The music industry is used to bad news. When the International Federation of the Phonographic Industry announced that record sales in 2012 had their first yearly uptick since 1999, for example, there was jubilation in the record business — even though the gain was only 0.3 percent.
One area that has been growing consistently, however, are the royalties from performing rights organizations like Broadcast Music Inc. and the American Society of Composers, Authors and Publishers, which pay songwriters and music publishers when their music is broadcast, performed live or streamed online.
BMI, as Broadcast Music is known, will announce on Monday that it had $944 million in revenue for the year that ended in June. That is 5 percent more than it collected the year before, and a new high for the organization, whose 600,000 members include stars like Taylor Swift, Pink and Adam Levine of the band Maroon 5. BMI paid $814 million in royalties, the first time its annual distributions have exceeded $800 million. Since 2003, BMI’s revenue has increased about 50 percent.
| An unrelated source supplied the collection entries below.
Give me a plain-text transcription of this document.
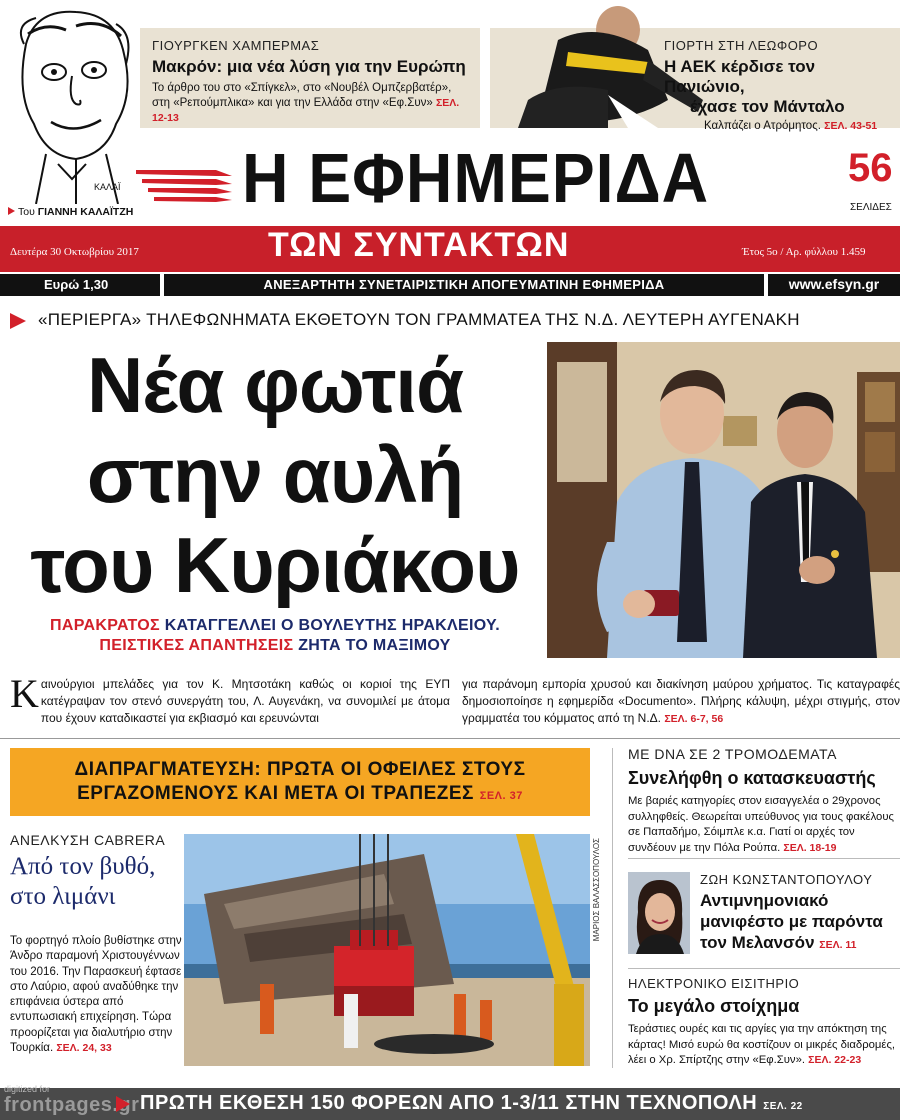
ΓΙΟΥΡΓΚΕΝ ΧΑΜΠΕΡΜΑΣ
Μακρόν: μια νέα λύση για την Ευρώπη
Το άρθρο του στο «Σπίγκελ», στο «Νουβέλ Ομπζερβατέρ», στη «Ρεπούμπλικα» και για την Ελλάδα στην «Εφ.Συν» ΣΕΛ. 12-13
ΓΙΟΡΤΗ ΣΤΗ ΛΕΩΦΟΡΟ
Η ΑΕΚ κέρδισε τον Πανιώνιο,
έχασε τον Μάνταλο
Καλπάζει ο Ατρόμητος. ΣΕΛ. 43-51
ΚΑΛΑΪ
Του ΓΙΑΝΝΗ ΚΑΛΑΪΤΖΗ Η ΕΦΗΜΕΡΙΔΑ	56
ΣΕΛΙΔΕΣ
Δευτέρα 30 Οκτωβρίου 2017	ΤΩΝ ΣΥΝΤΑΚΤΩΝ	Έτος 5ο / Αρ. φύλλου 1.459
Ευρώ 1,30	ΑΝΕΞΑΡΤΗΤΗ ΣΥΝΕΤΑΙΡΙΣΤΙΚΗ ΑΠΟΓΕΥΜΑΤΙΝΗ ΕΦΗΜΕΡΙΔΑ	www.efsyn.gr
«ΠΕΡΙΕΡΓΑ» ΤΗΛΕΦΩΝΗΜΑΤΑ ΕΚΘΕΤΟΥΝ ΤΟΝ ΓΡΑΜΜΑΤΕΑ ΤΗΣ Ν.Δ. ΛΕΥΤΕΡΗ ΑΥΓΕΝΑΚΗ
Νέα φωτιά
στην αυλή
του Κυριάκου
ΠΑΡΑΚΡΑΤΟΣ ΚΑΤΑΓΓΕΛΛΕΙ Ο ΒΟΥΛΕΥΤΗΣ ΗΡΑΚΛΕΙΟΥ.
ΠΕΙΣΤΙΚΕΣ ΑΠΑΝΤΗΣΕΙΣ ΖΗΤΑ ΤΟ ΜΑΞΙΜΟΥ
Καινούργιοι μπελάδες για τον Κ. Μητσοτάκη καθώς οι κοριοί της ΕΥΠ κατέγραψαν τον στενό συνεργάτη του, Λ. Αυγενάκη, να συνομιλεί με άτομα που έχουν καταδικαστεί για εκβιασμό και ερευνώνται
για παράνομη εμπορία χρυσού και διακίνηση μαύρου χρήματος. Τις καταγραφές δημοσιοποίησε η εφημερίδα «Documento». Πλήρης κάλυψη, μέχρι στιγμής, στον γραμματέα του κόμματος από τη Ν.Δ. ΣΕΛ. 6-7, 56
ΔΙΑΠΡΑΓΜΑΤΕΥΣΗ: ΠΡΩΤΑ ΟΙ ΟΦΕΙΛΕΣ ΣΤΟΥΣ
ΕΡΓΑΖΟΜΕΝΟΥΣ ΚΑΙ ΜΕΤΑ ΟΙ ΤΡΑΠΕΖΕΣ ΣΕΛ. 37
ΑΝΕΛΚΥΣΗ CABRERA
Από τον βυθό,
στο λιμάνι
Το φορτηγό πλοίο βυθίστηκε στην Άνδρο παραμονή Χριστουγέννων του 2016. Την Παρασκευή έφτασε στο Λαύριο, αφού αναδύθηκε την επιφάνεια ύστερα από εντυπωσιακή επιχείρηση. Τώρα προορίζεται για διαλυτήριο στην Τουρκία. ΣΕΛ. 24, 33
ΜΑΡΙΟΣ ΒΑΛΑΣΣΟΠΟΥΛΟΣ
ΜΕ DNA ΣΕ 2 ΤΡΟΜΟΔΕΜΑΤΑ
Συνελήφθη ο κατασκευαστής
Με βαριές κατηγορίες στον εισαγγελέα ο 29χρονος συλληφθείς. Θεωρείται υπεύθυνος για τους φακέλους σε Παπαδήμο, Σόιμπλε κ.α. Γιατί οι αρχές τον συνδέουν με την Πόλα Ρούπα. ΣΕΛ. 18-19
ΖΩΗ ΚΩΝΣΤΑΝΤΟΠΟΥΛΟΥ
Αντιμνημονιακό μανιφέστο με παρόντα τον Μελανσόν ΣΕΛ. 11
ΗΛΕΚΤΡΟΝΙΚΟ ΕΙΣΙΤΗΡΙΟ
Το μεγάλο στοίχημα
Τεράστιες ουρές και τις αργίες για την απόκτηση της κάρτας! Μισό ευρώ θα κοστίζουν οι μικρές διαδρομές, λέει ο Χρ. Σπίρτζης στην «Εφ.Συν». ΣΕΛ. 22-23
digitized for
frontpages.gr ΠΡΩΤΗ ΕΚΘΕΣΗ 150 ΦΟΡΕΩΝ ΑΠΟ 1-3/11 ΣΤΗΝ ΤΕΧΝΟΠΟΛΗ ΣΕΛ. 22
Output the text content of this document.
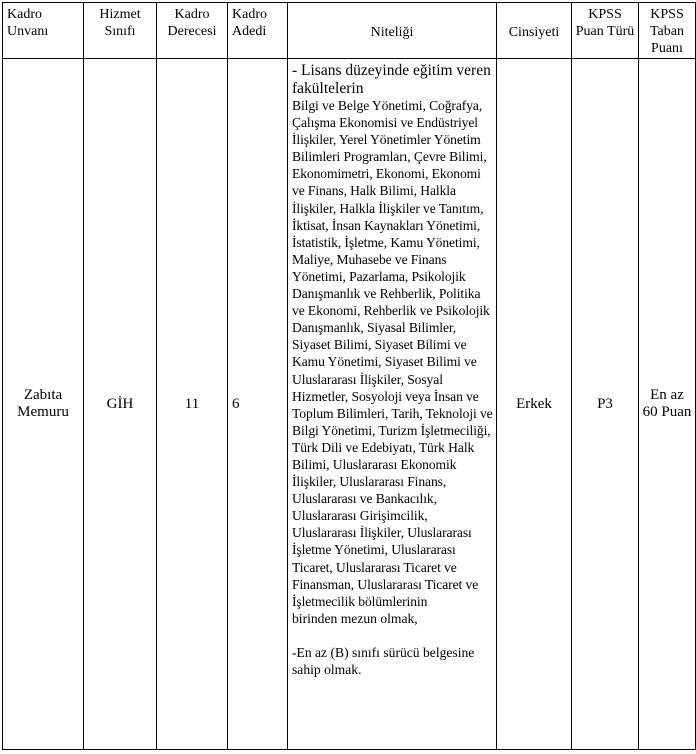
Kadro Unvanı	Hizmet Sınıfı	Kadro Derecesi	Kadro Adedi	Niteliği	Cinsiyeti	KPSS Puan Türü	KPSS Taban Puanı
Zabıta Memuru	GİH	11	6	- Lisans düzeyinde eğitim veren fakültelerin

Bilgi ve Belge Yönetimi, Coğrafya, Çalışma Ekonomisi ve Endüstriyel İlişkiler, Yerel Yönetimler Yönetim Bilimleri Programları, Çevre Bilimi, Ekonomimetri, Ekonomi, Ekonomi ve Finans, Halk Bilimi, Halkla İlişkiler, Halkla İlişkiler ve Tanıtım, İktisat, İnsan Kaynakları Yönetimi, İstatistik, İşletme, Kamu Yönetimi, Maliye, Muhasebe ve Finans Yönetimi, Pazarlama, Psikolojik Danışmanlık ve Rehberlik, Politika ve Ekonomi, Rehberlik ve Psikolojik Danışmanlık, Siyasal Bilimler, Siyaset Bilimi, Siyaset Bilimi ve Kamu Yönetimi, Siyaset Bilimi ve Uluslararası İlişkiler, Sosyal Hizmetler, Sosyoloji veya İnsan ve Toplum Bilimleri, Tarih, Teknoloji ve Bilgi Yönetimi, Turizm İşletmeciliği, Türk Dili ve Edebiyatı, Türk Halk Bilimi, Uluslararası Ekonomik İlişkiler, Uluslararası Finans, Uluslararası ve Bankacılık, Uluslararası Girişimcilik, Uluslararası İlişkiler, Uluslararası İşletme Yönetimi, Uluslararası Ticaret, Uluslararası Ticaret ve Finansman, Uluslararası Ticaret ve İşletmecilik bölümlerinin

birinden mezun olmak,

-En az (B) sınıfı sürücü belgesine sahip olmak.	Erkek	P3	En az 60 Puan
The performing rights societies are some of the industry’s oldest financial engines, and they are trying to adapt to a digitized business that has spread far beyond radio and broadcast television, their bread and butter for decades.
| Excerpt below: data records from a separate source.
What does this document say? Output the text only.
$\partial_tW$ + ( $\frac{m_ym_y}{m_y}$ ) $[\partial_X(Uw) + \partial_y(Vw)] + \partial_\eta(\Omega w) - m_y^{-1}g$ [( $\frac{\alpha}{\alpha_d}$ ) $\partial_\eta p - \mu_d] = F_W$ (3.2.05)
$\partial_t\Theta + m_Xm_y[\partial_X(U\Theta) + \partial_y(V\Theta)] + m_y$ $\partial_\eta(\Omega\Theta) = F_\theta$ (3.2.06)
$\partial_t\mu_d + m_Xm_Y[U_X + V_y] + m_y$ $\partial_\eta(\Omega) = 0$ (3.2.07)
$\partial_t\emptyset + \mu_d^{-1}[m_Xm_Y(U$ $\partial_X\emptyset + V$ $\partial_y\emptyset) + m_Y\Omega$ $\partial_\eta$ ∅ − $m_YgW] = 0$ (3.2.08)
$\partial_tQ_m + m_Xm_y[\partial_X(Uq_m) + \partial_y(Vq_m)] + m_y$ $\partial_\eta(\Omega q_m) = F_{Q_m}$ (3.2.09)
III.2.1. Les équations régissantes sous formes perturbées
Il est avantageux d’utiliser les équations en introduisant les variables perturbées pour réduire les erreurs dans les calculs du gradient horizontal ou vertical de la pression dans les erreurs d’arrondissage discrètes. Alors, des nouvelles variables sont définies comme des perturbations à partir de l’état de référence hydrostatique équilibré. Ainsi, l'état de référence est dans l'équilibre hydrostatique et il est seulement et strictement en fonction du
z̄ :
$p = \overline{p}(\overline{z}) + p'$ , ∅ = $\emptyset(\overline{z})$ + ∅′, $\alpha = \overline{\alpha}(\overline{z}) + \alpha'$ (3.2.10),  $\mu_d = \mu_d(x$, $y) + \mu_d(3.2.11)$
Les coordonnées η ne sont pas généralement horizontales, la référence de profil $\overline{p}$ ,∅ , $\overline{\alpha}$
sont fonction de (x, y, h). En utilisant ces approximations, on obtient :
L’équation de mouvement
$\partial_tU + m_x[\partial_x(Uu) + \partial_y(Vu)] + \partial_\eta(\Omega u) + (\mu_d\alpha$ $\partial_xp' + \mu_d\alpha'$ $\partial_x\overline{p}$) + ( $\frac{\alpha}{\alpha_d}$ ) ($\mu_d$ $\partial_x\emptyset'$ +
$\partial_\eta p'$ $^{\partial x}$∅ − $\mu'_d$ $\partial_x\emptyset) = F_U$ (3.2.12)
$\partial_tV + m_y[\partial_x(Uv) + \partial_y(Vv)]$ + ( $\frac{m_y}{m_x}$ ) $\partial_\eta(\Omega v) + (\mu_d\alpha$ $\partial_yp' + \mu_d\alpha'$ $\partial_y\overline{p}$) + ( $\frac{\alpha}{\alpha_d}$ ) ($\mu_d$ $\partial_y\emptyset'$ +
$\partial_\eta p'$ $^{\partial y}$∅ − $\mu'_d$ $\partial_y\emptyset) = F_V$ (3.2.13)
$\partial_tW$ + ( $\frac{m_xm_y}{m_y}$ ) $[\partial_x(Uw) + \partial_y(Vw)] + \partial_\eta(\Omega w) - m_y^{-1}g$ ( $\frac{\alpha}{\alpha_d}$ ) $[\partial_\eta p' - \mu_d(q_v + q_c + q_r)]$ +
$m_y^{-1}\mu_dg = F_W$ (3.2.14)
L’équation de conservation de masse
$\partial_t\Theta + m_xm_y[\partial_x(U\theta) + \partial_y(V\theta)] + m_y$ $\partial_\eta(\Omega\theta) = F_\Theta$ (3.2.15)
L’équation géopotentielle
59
BMI, which was founded in 1939, collected $57 million in its most recent year from digital services, which include not only Pandora and Spotify but also Hulu, Netflix and other online outlets. As recently as 2009, such services represented just 2 percent of BMI’s domestic revenue, but in its latest fiscal year they were 9 percent.
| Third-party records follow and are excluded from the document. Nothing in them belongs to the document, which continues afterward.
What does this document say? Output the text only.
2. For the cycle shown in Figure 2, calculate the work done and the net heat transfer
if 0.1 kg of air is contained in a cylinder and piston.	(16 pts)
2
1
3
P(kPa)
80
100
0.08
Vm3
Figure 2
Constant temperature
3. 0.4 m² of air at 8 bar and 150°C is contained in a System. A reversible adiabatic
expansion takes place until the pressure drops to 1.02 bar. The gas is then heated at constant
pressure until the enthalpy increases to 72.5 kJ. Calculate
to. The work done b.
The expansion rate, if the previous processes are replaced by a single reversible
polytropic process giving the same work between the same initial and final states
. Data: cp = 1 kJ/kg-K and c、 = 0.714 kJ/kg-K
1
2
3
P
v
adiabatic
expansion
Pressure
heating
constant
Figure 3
BMI’s “general licensing” category, which includes live performances as well as the music played in restaurants and other businesses, brought in $116 million, and $297 million more came from international sources. Michael O’Neill, who took over as BMI’s chief executive this month, said the organization had become leaner through staff reductions and by building a more efficient digital infrastructure to track billions of performances of its songs.
Founded in 1914, the American Society of Composers, Authors and Publishers, or Ascap, reported in March that it had $942 million in revenue for 2012, down 4.2 percent. For the year that ended in June 2012, BMI’s revenue also fell by about 3.5 percent, to $899 million. In those periods, both organizations — which are nonprofits regulated by federal consent decrees — were hit by a royalty renegotiation with radio broadcasters.
Even as the performing rights organizations have tried to adapt and streamline their operations for the digital age, their future has been cast into doubt. In recent years, some of biggest publishers have withdrawn digital rights to their catalogs from the performing rights organizations, in an effort to control the royalty rates paid by online services like Pandora.
But last week, a federal judge in a case between Ascap and Pandora ruled that publishers could not keep some rights within Ascap but withhold others. That decision did not directly affect BMI. But it raised concerns that the societies — already threatened by the trend of rights withdrawal by publishers — could be in even greater danger if they are seen as standing in the way of publishers getting the highest rates they can.
“This was the year we were declared dead by some,” said Richard Conlon, a senior vice president at BMI, “and we just hit a 74-year high in revenue.”